We developed a Subsumption-based Sub-term Inference Framework (SSIF) by leveraging a novel term-algebra on top of a sequence-based representation of GO concepts along with three conditional rules (monotonicity, intersection and sub-concept rules). Applying SSIF to the October 3, 2018 release of GO suggested 1938 unique potentially missing is-a relations. Domain experts evaluated a random sample of 210 potentially missing is-a relations. The results showed SSIF achieved a precision of 60.61, 60.49 and 46.03% for the monotonicity, intersection and sub-concept rules, respectively.

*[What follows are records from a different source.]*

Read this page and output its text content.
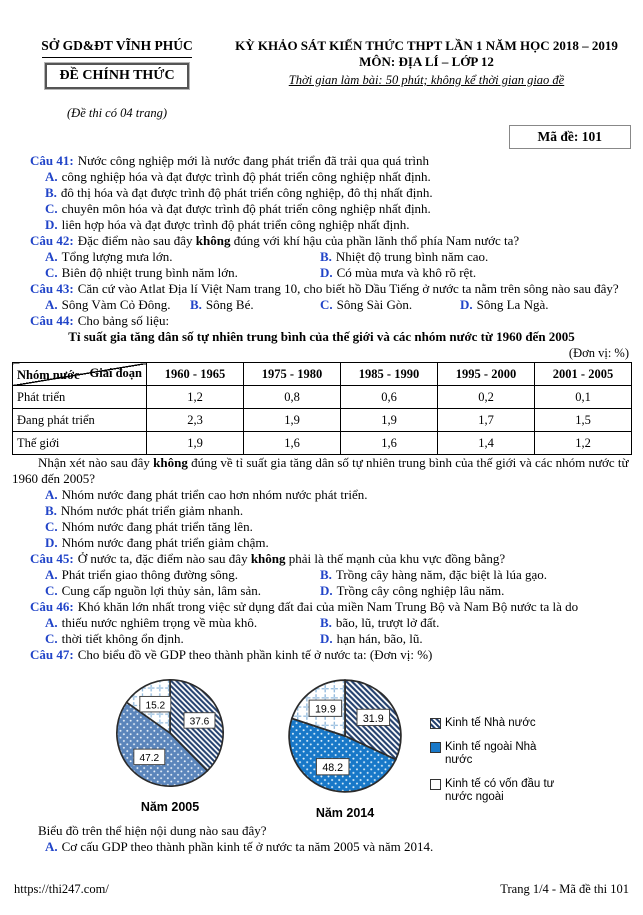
SỞ GD&ĐT VĨNH PHÚC
ĐỀ CHÍNH THỨC
(Đề thi có 04 trang)
KỲ KHẢO SÁT KIẾN THỨC THPT LẦN 1 NĂM HỌC 2018 – 2019
MÔN: ĐỊA LÍ – LỚP 12
Thời gian làm bài: 50 phút; không kể thời gian giao đề
Mã đề: 101

Câu 41: Nước công nghiệp mới là nước đang phát triển đã trải qua quá trình

A. công nghiệp hóa và đạt được trình độ phát triển công nghiệp nhất định.
B. đô thị hóa và đạt được trình độ phát triển công nghiệp, đô thị nhất định.
C. chuyên môn hóa và đạt được trình độ phát triển công nghiệp nhất định.
D. liên hợp hóa và đạt được trình độ phát triển công nghiệp nhất định.

Câu 42: Đặc điểm nào sau đây không đúng với khí hậu của phần lãnh thổ phía Nam nước ta?

A. Tổng lượng mưa lớn.	B. Nhiệt độ trung bình năm cao.
C. Biên độ nhiệt trung bình năm lớn.	D. Có mùa mưa và khô rõ rệt.

Câu 43: Căn cứ vào Atlat Địa lí Việt Nam trang 10, cho biết hồ Dầu Tiếng ở nước ta nằm trên sông nào sau đây?

A. Sông Vàm Cỏ Đông.	B. Sông Bé.	C. Sông Sài Gòn.	D. Sông La Ngà.

Câu 44: Cho bảng số liệu:

Tỉ suất gia tăng dân số tự nhiên trung bình của thế giới và các nhóm nước từ 1960 đến 2005

(Đơn vị: %)

Giai đoạn
Nhóm nước	1960 - 1965	1975 - 1980	1985 - 1990	1995 - 2000	2001 - 2005
Phát triển	1,2	0,8	0,6	0,2	0,1
Đang phát triển	2,3	1,9	1,9	1,7	1,5
Thế giới	1,9	1,6	1,6	1,4	1,2

Nhận xét nào sau đây không đúng về tỉ suất gia tăng dân số tự nhiên trung bình của thế giới và các nhóm nước từ 1960 đến 2005?

A. Nhóm nước đang phát triển cao hơn nhóm nước phát triển.
B. Nhóm nước phát triển giảm nhanh.
C. Nhóm nước đang phát triển tăng lên.
D. Nhóm nước đang phát triển giảm chậm.

Câu 45: Ở nước ta, đặc điểm nào sau đây không phải là thế mạnh của khu vực đồng bằng?

A. Phát triển giao thông đường sông.	B. Trồng cây hàng năm, đặc biệt là lúa gạo.
C. Cung cấp nguồn lợi thủy sản, lâm sản.	D. Trồng cây công nghiệp lâu năm.

Câu 46: Khó khăn lớn nhất trong việc sử dụng đất đai của miền Nam Trung Bộ và Nam Bộ nước ta là do

A. thiếu nước nghiêm trọng về mùa khô.	B. bão, lũ, trượt lở đất.
C. thời tiết không ổn định.	D. hạn hán, bão, lũ.

Câu 47: Cho biểu đồ về GDP theo thành phần kinh tế ở nước ta: (Đơn vị: %)

37.6
47.2
15.2
Năm 2005
31.9
48.2
19.9
Năm 2014
Kinh tế Nhà nước
Kinh tế ngoài Nhà nước
Kinh tế có vốn đầu tư nước ngoài

Biểu đồ trên thể hiện nội dung nào sau đây?

A. Cơ cấu GDP theo thành phần kinh tế ở nước ta năm 2005 và năm 2014.
https://thi247.com/	Trang 1/4 - Mã đề thi 101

SSIF is implemented in Java. The source code is available at https://github.com/rashmie/SSIF.
Supplementary data are available at Bioinformatics online.
基因本体论 (GO) 是用于编码、管理和共享生物学知识的统一生物学词汇。如果不解决 GO 中的质量问题,可能会导致误导性的结果或错过生物学发现。鉴于其不断增长的规模,手动识别 GO 中的潜在质量问题是一项具有挑战性和艰巨的任务。我们引入了一种自动化的审核方法,用于建议潜在缺失的“is-a”关系,这可能进一步揭示错误的“is-a”关系。
我们通过利用基于序列的 GO 概念表示形式以及三个条件规则(单调性、交集和子概念规则)之上的新术语代数,开发了基于包含的子术语推断框架 (SSIF)。将 SSIF 应用于 2018 年 10 月 3 日发布的 GO 版本,建议了 1938 个独特的潜在缺失的“is-a”关系。领域专家评估了 210 个潜在缺失的“is-a”关系的随机样本。结果表明,SSIF 在单调性、交集和子概念规则方面的精度分别为 60.61%、60.49%和 46.03%。
SSIF 是用 Java 实现的。源代码可在 https://github.com/rashmie/SSIF 上获得。
补充数据可在生物信息学在线获得。